I think that the definition of phase space density is $p(\Gamma)d\Gamma$. The $d\Gamma$ is usually easily obtainable as $d\Gamma=\prod d^3q_id^3p_i$. So think you just have to find the probability but I cannot see how.

I thought of another direction which is $p(\Gamma)d\Gamma=\lim_{\mathcal{N}\rightarrow \infty}\frac{d\mathcal{N}(\Gamma)}{d\Gamma}$ where $\mathcal{N}(\Gamma)$ is the number of microsystems whose state is in volume element $d\Gamma$. This approach does not seem like it lends itself to computation

Answer 1

Normally we do NOT calculate the phase space density of a system. In the phase space formulation of classical statistical mechanics, the phase space density $\rho(p,q;t)$ has its specified form for different ensembles. Normally for systems at equilibrium the density $\rho$ has no explicit time dependence and thus we work with $\rho(p,q)$.
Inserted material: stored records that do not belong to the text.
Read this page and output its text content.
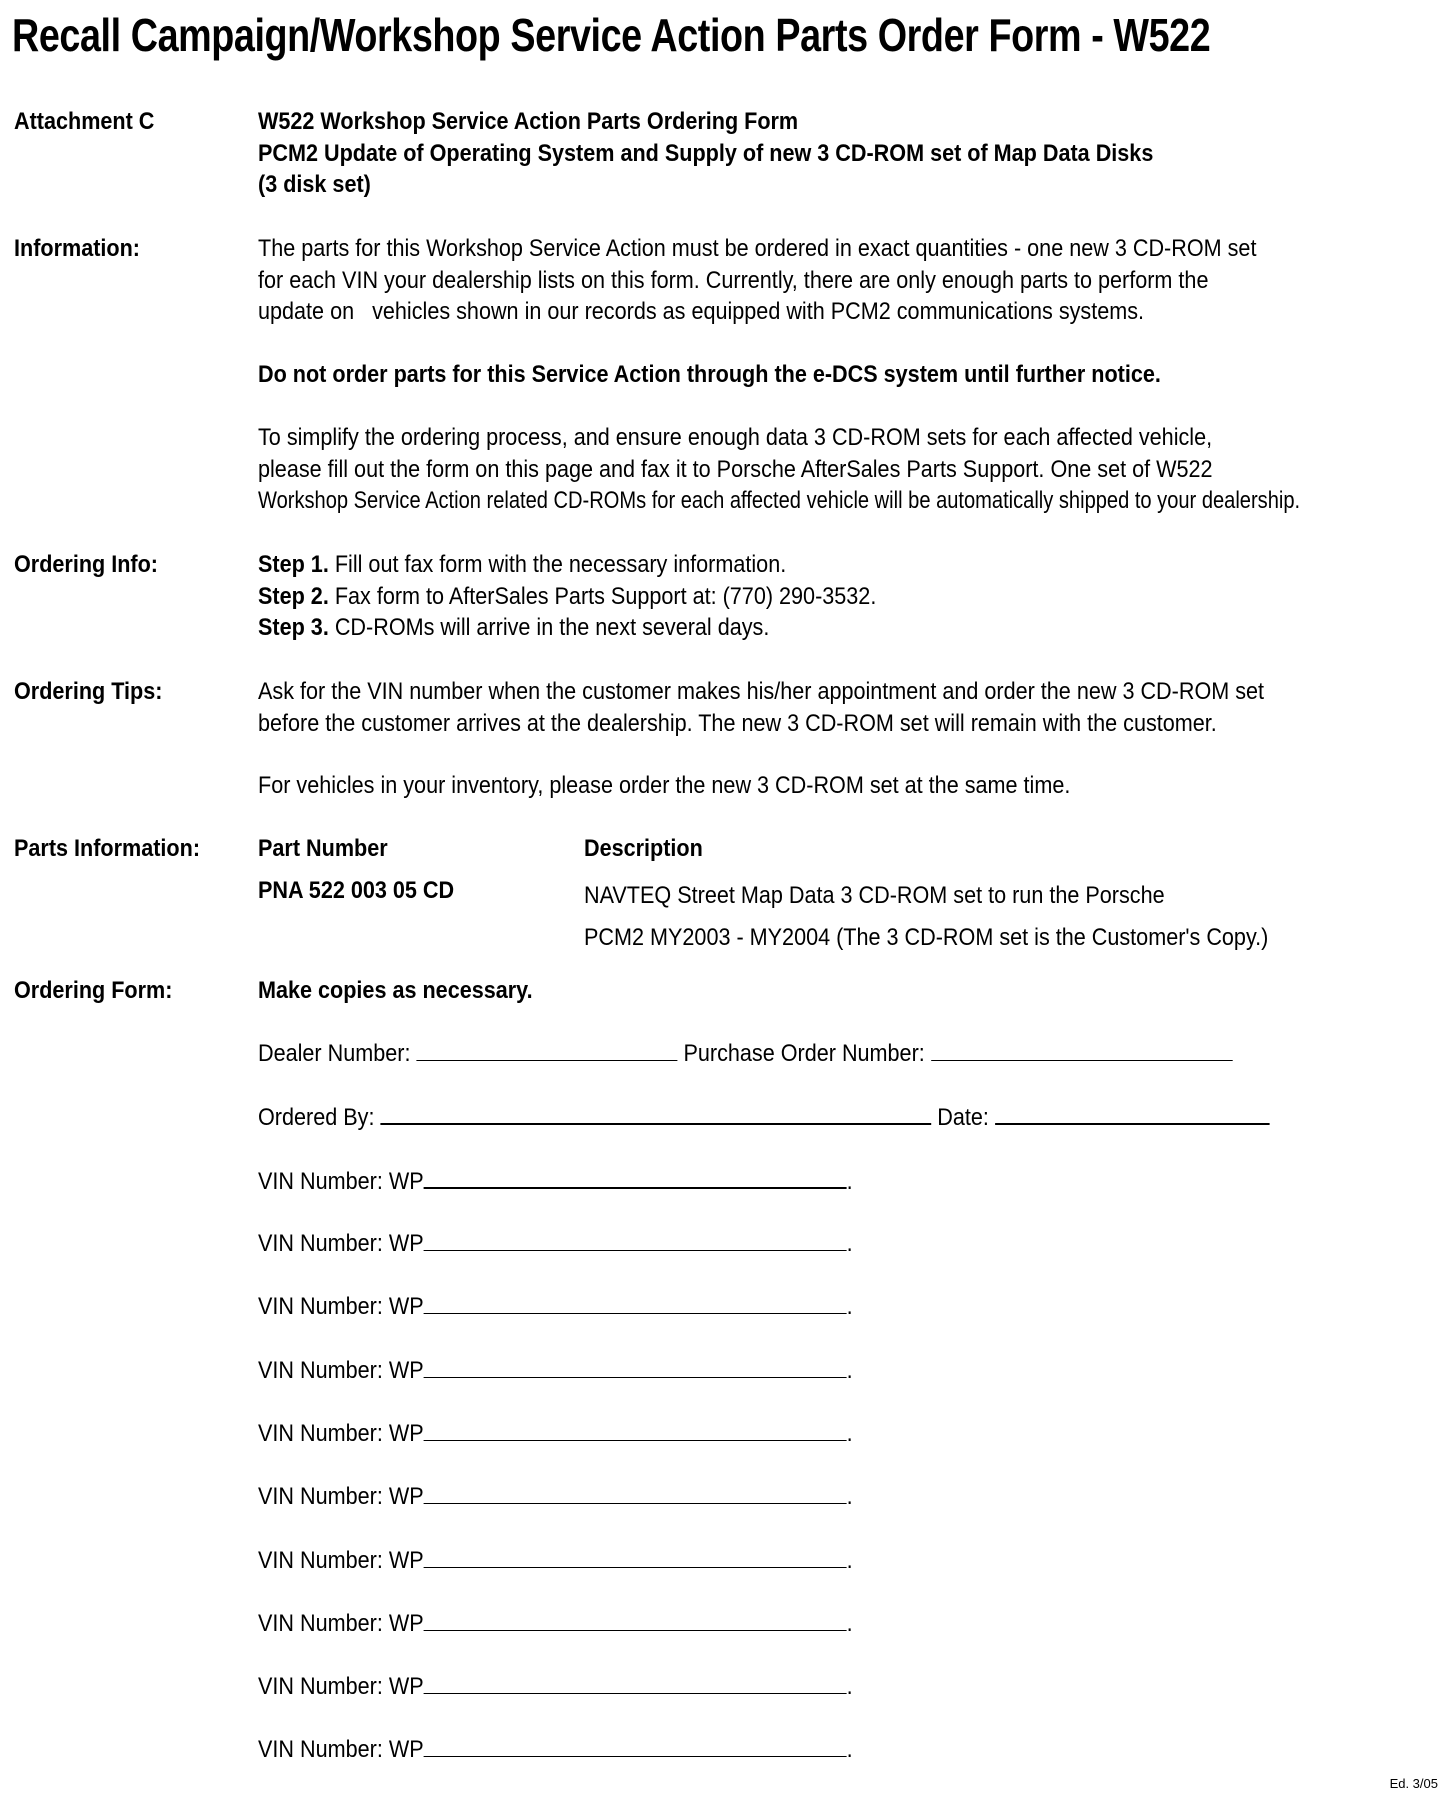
Recall Campaign/Workshop Service Action Parts Order Form - W522
Attachment C	W522 Workshop Service Action Parts Ordering Form
PCM2 Update of Operating System and Supply of new 3 CD-ROM set of Map Data Disks
(3 disk set)
Information:	The parts for this Workshop Service Action must be ordered in exact quantities - one new 3 CD-ROM set
for each VIN your dealership lists on this form. Currently, there are only enough parts to perform the
update on   vehicles shown in our records as equipped with PCM2 communications systems.
Do not order parts for this Service Action through the e-DCS system until further notice.
To simplify the ordering process, and ensure enough data 3 CD-ROM sets for each affected vehicle,
please fill out the form on this page and fax it to Porsche AfterSales Parts Support. One set of W522
Workshop Service Action related CD-ROMs for each affected vehicle will be automatically shipped to your dealership.
Ordering Info:	Step 1. Fill out fax form with the necessary information.
Step 2. Fax form to AfterSales Parts Support at: (770) 290-3532.
Step 3. CD-ROMs will arrive in the next several days.
Ordering Tips:	Ask for the VIN number when the customer makes his/her appointment and order the new 3 CD-ROM set
before the customer arrives at the dealership. The new 3 CD-ROM set will remain with the customer.
For vehicles in your inventory, please order the new 3 CD-ROM set at the same time.
Parts Information: Part Number	Description
PNA 522 003 05 CD	NAVTEQ Street Map Data 3 CD-ROM set to run the Porsche
PCM2 MY2003 - MY2004 (The 3 CD-ROM set is the Customer's Copy.)
Ordering Form:	Make copies as necessary.
Dealer Number:	Purchase Order Number:
Ordered By:	Date:
VIN Number: WP	.
VIN Number: WP	.
VIN Number: WP	.
VIN Number: WP	.
VIN Number: WP	.
VIN Number: WP	.
VIN Number: WP	.
VIN Number: WP	.
VIN Number: WP	.
VIN Number: WP	.
Ed. 3/05
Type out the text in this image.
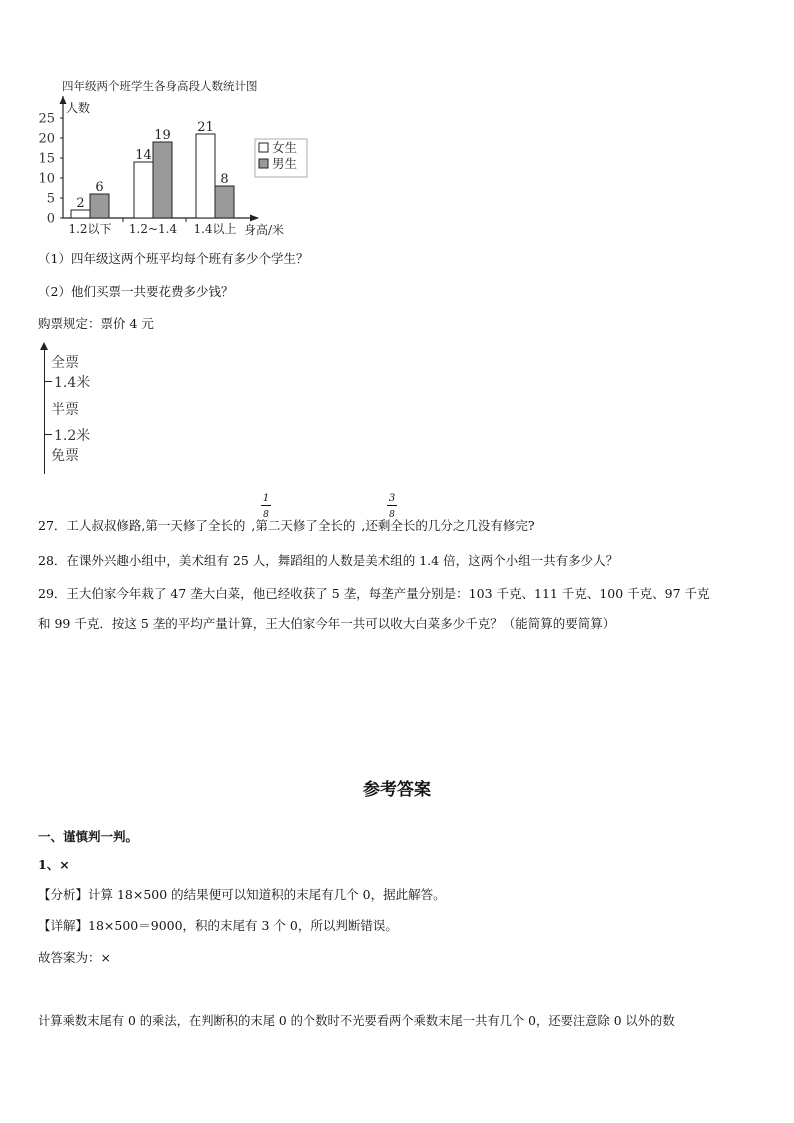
四年级两个班学生各身高段人数统计图
人数
0
5
10
15
20
25
2
6
1.2以下
14
19
1.2~1.4
21
8
1.4以上 身高/米
女生
男生
（1）四年级这两个班平均每个班有多少个学生？
（2）他们买票一共要花费多少钱？
购票规定：票价 4 元
全票
1.4米
半票
1.2米
免票
27．工人叔叔修路,第一天修了全长的 ,第二天修了全长的 ,还剩全长的几分之几没有修完?
1
8
3
8
28．在课外兴趣小组中，美术组有 25 人，舞蹈组的人数是美术组的 1.4 倍，这两个小组一共有多少人？
29．王大伯家今年栽了 47 垄大白菜，他已经收获了 5 垄，每垄产量分别是：103 千克、111 千克、100 千克、97 千克
和 99 千克．按这 5 垄的平均产量计算，王大伯家今年一共可以收大白菜多少千克？（能简算的要简算）
参考答案
一、谨慎判一判。
1、×
【分析】计算 18×500 的结果便可以知道积的末尾有几个 0，据此解答。
【详解】18×500＝9000，积的末尾有 3 个 0，所以判断错误。
故答案为：×
计算乘数末尾有 0 的乘法，在判断积的末尾 0 的个数时不光要看两个乘数末尾一共有几个 0，还要注意除 0 以外的数
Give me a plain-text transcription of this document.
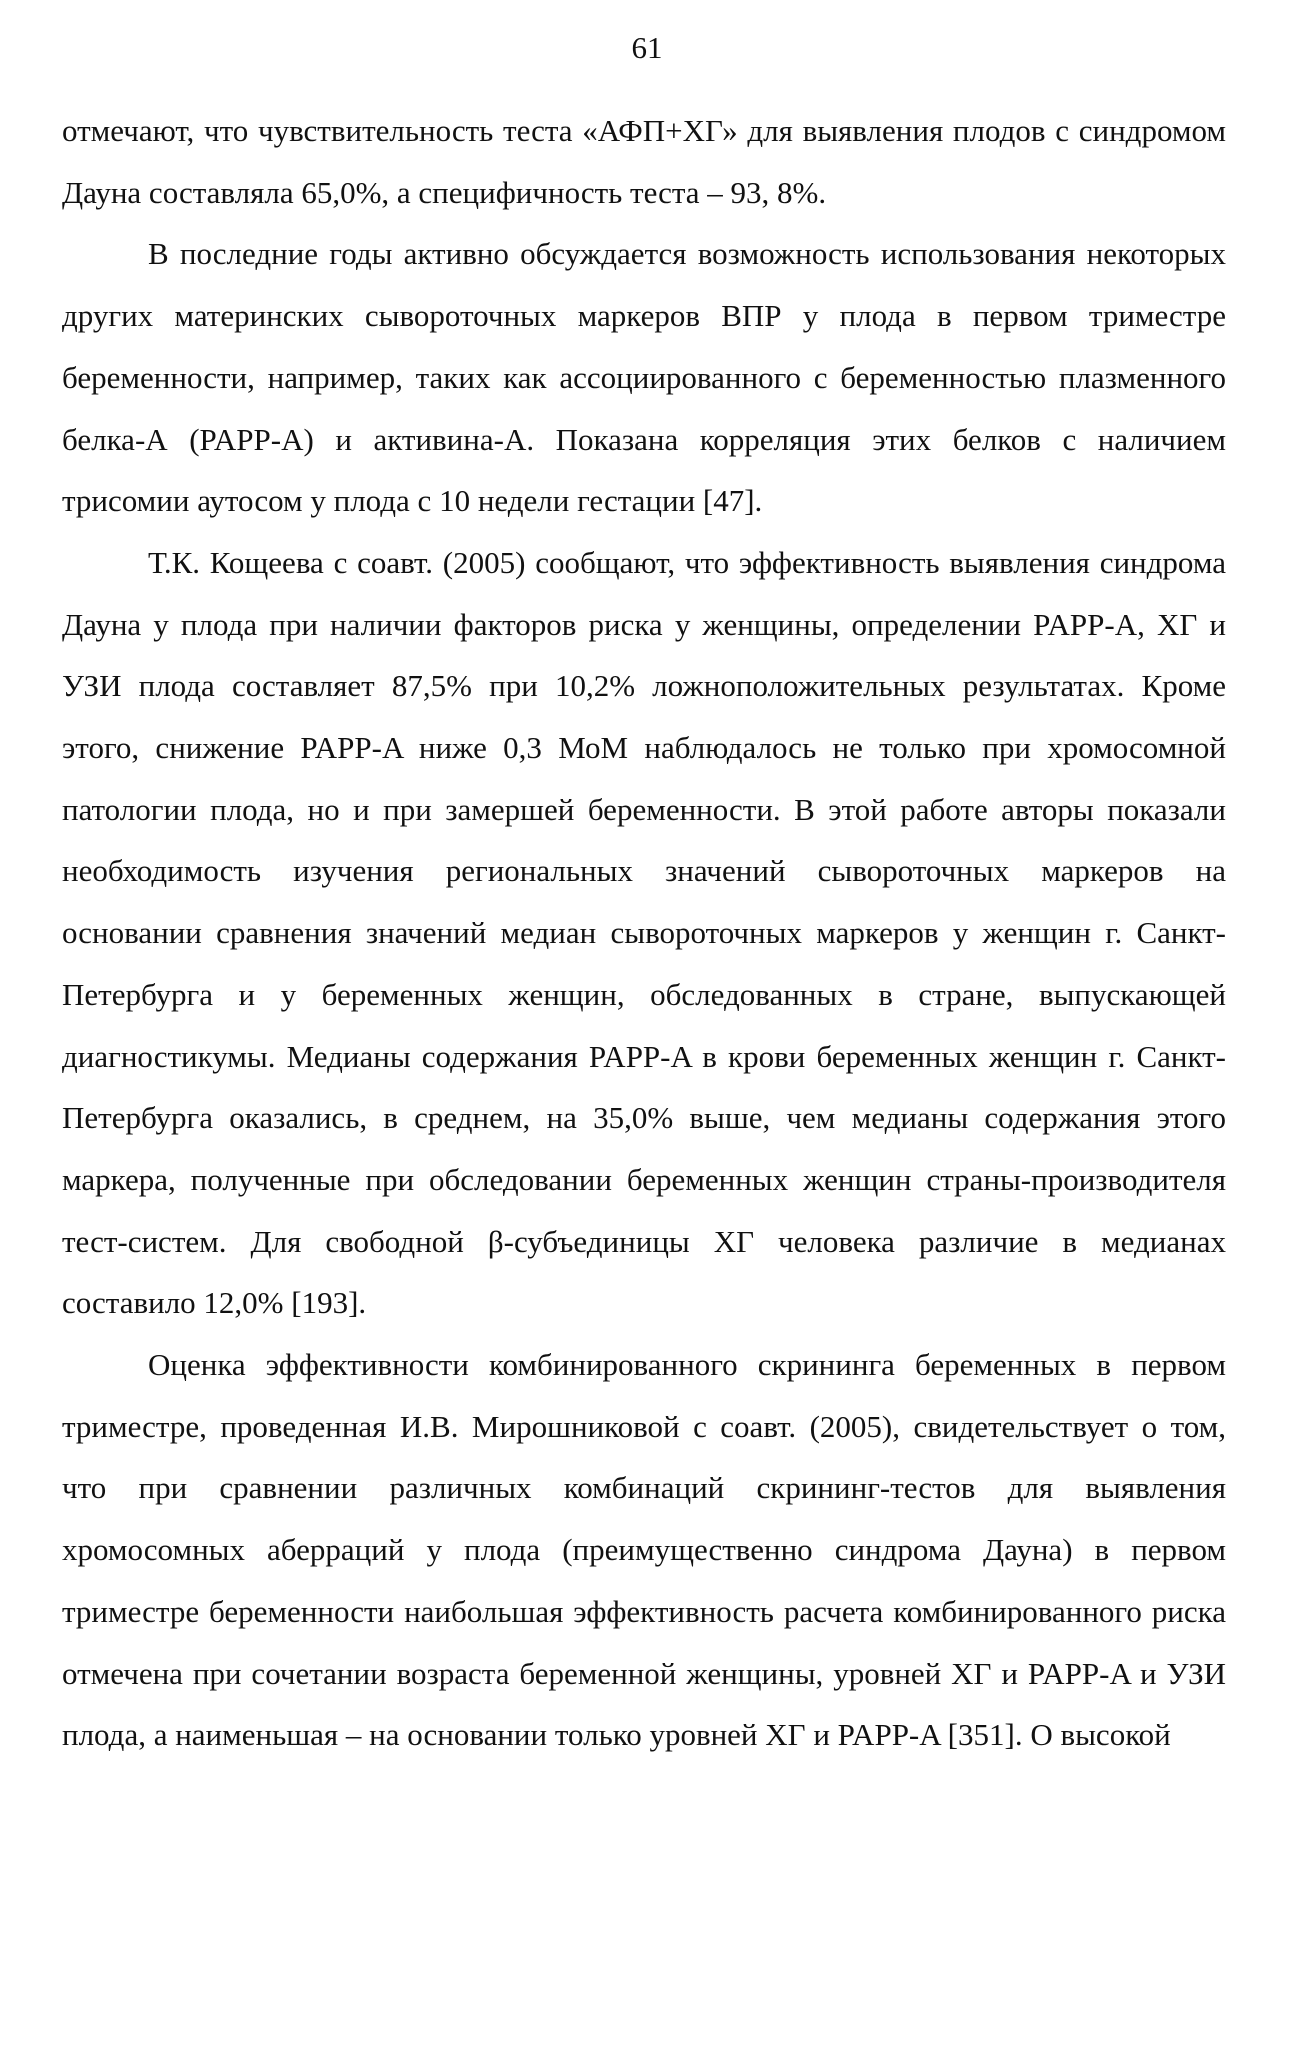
61

отмечают, что чувствительность теста «АФП+ХГ» для выявления плодов с синдромом Дауна составляла 65,0%, а специфичность теста – 93, 8%.

В последние годы активно обсуждается возможность использования некоторых других материнских сывороточных маркеров ВПР у плода в первом триместре беременности, например, таких как ассоциированного с беременностью плазменного белка-А (PAPP-A) и активина-А. Показана корреляция этих белков с наличием трисомии аутосом у плода с 10 недели гестации [47].

Т.К. Кощеева с соавт. (2005) сообщают, что эффективность выявления синдрома Дауна у плода при наличии факторов риска у женщины, определении PAPP-A, ХГ и УЗИ плода составляет 87,5% при 10,2% ложноположительных результатах. Кроме этого, снижение PAPP-A ниже 0,3 МоМ наблюдалось не только при хромосомной патологии плода, но и при замершей беременности. В этой работе авторы показали необходимость изучения региональных значений сывороточных маркеров на основании сравнения значений медиан сывороточных маркеров у женщин г. Санкт-Петербурга и у беременных женщин, обследованных в стране, выпускающей диагностикумы. Медианы содержания PAPP-A в крови беременных женщин г. Санкт-Петербурга оказались, в среднем, на 35,0% выше, чем медианы содержания этого маркера, полученные при обследовании беременных женщин страны-производителя тест-систем. Для свободной β-субъединицы ХГ человека различие в медианах составило 12,0% [193].

Оценка эффективности комбинированного скрининга беременных в первом триместре, проведенная И.В. Мирошниковой с соавт. (2005), свидетельствует о том, что при сравнении различных комбинаций скрининг-тестов для выявления хромосомных аберраций у плода (преимущественно синдрома Дауна) в первом триместре беременности наибольшая эффективность расчета комбинированного риска отмечена при сочетании возраста беременной женщины, уровней ХГ и PAPP-A и УЗИ плода, а наименьшая – на основании только уровней ХГ и PAPP-A [351]. О высокой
(1) For microcanonical ensemble, the energy of the system is fixed and according to the 'equal a priori probability', each microstate is equally likely, therefore, $\rho=constant$ throughout the relevant region in the phase space. The exactly value for this constant is not important since in statistical mechanics all we care about the relative chance or probabilities, you can always normalize it in the end. More precisely, for the average value of some physical quantity $f(p,q)$, we have $$<f>=\frac{\int dqdp f(p,q)\rho}{\int dqdp \rho}=\frac{\int dqdp f(p,q)}{\int dqdp},$$ since $\rho$ is constant in this case.

(2) For canonical ensemble, which you might be more interested in, the density $\rho(p,q)$ is no longer uniform, instead we have $$\rho(p,q)\propto exp(-H(p,q)/kT),$$ which simply means the higher the energy, the less likely the level will be occupied. This is just the usual Boltzmann factor to be consistent with the standard thermodynamic results. Then for different systems you just need to put in their respective Hamiltonians. Again, the proportionality constant in front is not important, it will be cancelled out anyway when we do the average calculation.

To summarize, the phase space density simply characterizes the relative probability density for the classical states labelled by $(p,q)$ with Hamiltonian $H(p,q)$ to be occupied. But we already have the probability density from standard thermodynamics, which can be directly used in the phase space approach.